China represents a threat to “our continued democracy,” Secretary of State Mike Pompeo told lawmakers while defending a budget proposal that “nearly doubles” the funding devoted to countering the communist power. He told the House Foreign Affairs Committee;

“This is a great power battle and we’re engaged in it across the world,”

Pompeo framed the U.S.-China relationship in stark terms as he noted a series of initiatives to counter Beijing’s influence internationally. The competition ranges across economic and espionage threats, as well as American support for Taiwan the last bastion of the government overthrown during the 1949 Chinese Communist Revolution and the target of an aggressive diplomatic campaign from Chinese President Xi Jinping’s regime.

“We understand the importance of that relationship,” Pompeo said of Taiwan. “And more importantly we have taken a much fuller view than previous administrations this is not partisan, this goes back to Republicans and Democrats alike of the concerns about the risk that China presents to American wealth creation and our continued democracy.”

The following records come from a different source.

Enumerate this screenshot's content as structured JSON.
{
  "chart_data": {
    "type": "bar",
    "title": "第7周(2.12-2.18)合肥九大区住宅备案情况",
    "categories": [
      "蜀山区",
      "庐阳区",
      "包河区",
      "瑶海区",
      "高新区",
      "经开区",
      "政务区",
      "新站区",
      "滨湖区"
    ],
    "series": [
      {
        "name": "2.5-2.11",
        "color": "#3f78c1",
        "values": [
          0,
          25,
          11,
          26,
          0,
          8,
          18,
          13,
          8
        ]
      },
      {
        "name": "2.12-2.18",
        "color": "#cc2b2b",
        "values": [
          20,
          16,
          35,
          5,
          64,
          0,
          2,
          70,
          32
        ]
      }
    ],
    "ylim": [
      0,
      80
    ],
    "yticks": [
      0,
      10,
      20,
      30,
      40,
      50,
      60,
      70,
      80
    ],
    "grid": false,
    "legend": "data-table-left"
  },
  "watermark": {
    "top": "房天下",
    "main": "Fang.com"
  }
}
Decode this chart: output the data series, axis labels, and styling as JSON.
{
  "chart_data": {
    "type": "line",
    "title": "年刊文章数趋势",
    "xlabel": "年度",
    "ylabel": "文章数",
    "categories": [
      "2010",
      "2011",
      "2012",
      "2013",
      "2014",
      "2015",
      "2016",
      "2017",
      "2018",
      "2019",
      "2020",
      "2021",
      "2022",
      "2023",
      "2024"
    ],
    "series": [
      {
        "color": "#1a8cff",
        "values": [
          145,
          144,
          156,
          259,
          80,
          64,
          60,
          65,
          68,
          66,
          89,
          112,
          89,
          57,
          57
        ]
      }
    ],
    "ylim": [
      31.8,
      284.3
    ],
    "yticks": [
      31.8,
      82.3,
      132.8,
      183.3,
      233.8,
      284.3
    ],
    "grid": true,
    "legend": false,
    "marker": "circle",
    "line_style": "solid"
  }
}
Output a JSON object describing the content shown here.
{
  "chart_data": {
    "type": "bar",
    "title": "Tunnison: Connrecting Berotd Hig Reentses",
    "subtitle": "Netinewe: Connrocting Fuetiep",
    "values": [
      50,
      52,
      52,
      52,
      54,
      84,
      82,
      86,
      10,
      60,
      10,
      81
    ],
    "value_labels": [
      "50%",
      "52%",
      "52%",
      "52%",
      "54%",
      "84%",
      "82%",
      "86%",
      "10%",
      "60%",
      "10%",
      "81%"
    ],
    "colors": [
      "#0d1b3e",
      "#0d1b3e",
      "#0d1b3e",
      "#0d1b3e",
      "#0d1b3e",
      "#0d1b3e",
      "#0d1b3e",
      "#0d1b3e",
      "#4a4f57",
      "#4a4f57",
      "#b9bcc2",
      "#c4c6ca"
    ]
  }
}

The island government maintains a cosy partnership with American officials, even though the United States has not had formal diplomatic ties with Taiwan since 1979. President Trump signed a bill into law last year that encourages U.S. government officials to travel to the capital of Taipei.

“I don’t want to get too far out ahead of what we’re doing”

Ambassador Sam Brownback, the top envoy for international religious freedom, relied on that authorisation just weeks ago by attending a conference in Taiwan where he was critical of China’s human rights record. “I’m sure there is more to follow,” he said, in a reference to Brownback’s trip.

Pompeo also noted his efforts to convince European and Middle Eastern allies not to partner with major Chinese telecommunications companies that could cooperate with Beijing’s spy services.

The most consistent series of diplomatic clashes arise from China’s Belt and Road Initiative, which the U.S. regards as a “predatory” plan to throw cash at impoverished nations in strategically significant locations in order to gain leverage over the debtor governments.

U.S. officials have been pointing to the example of Sri Lanka, where China gained sovereignty over a newly constructed port, as an example of what happens when countries bargain with the communist power.

“I think countries throughout Asia, Southeast Asia, are waking up to this concern,” Pompeo said.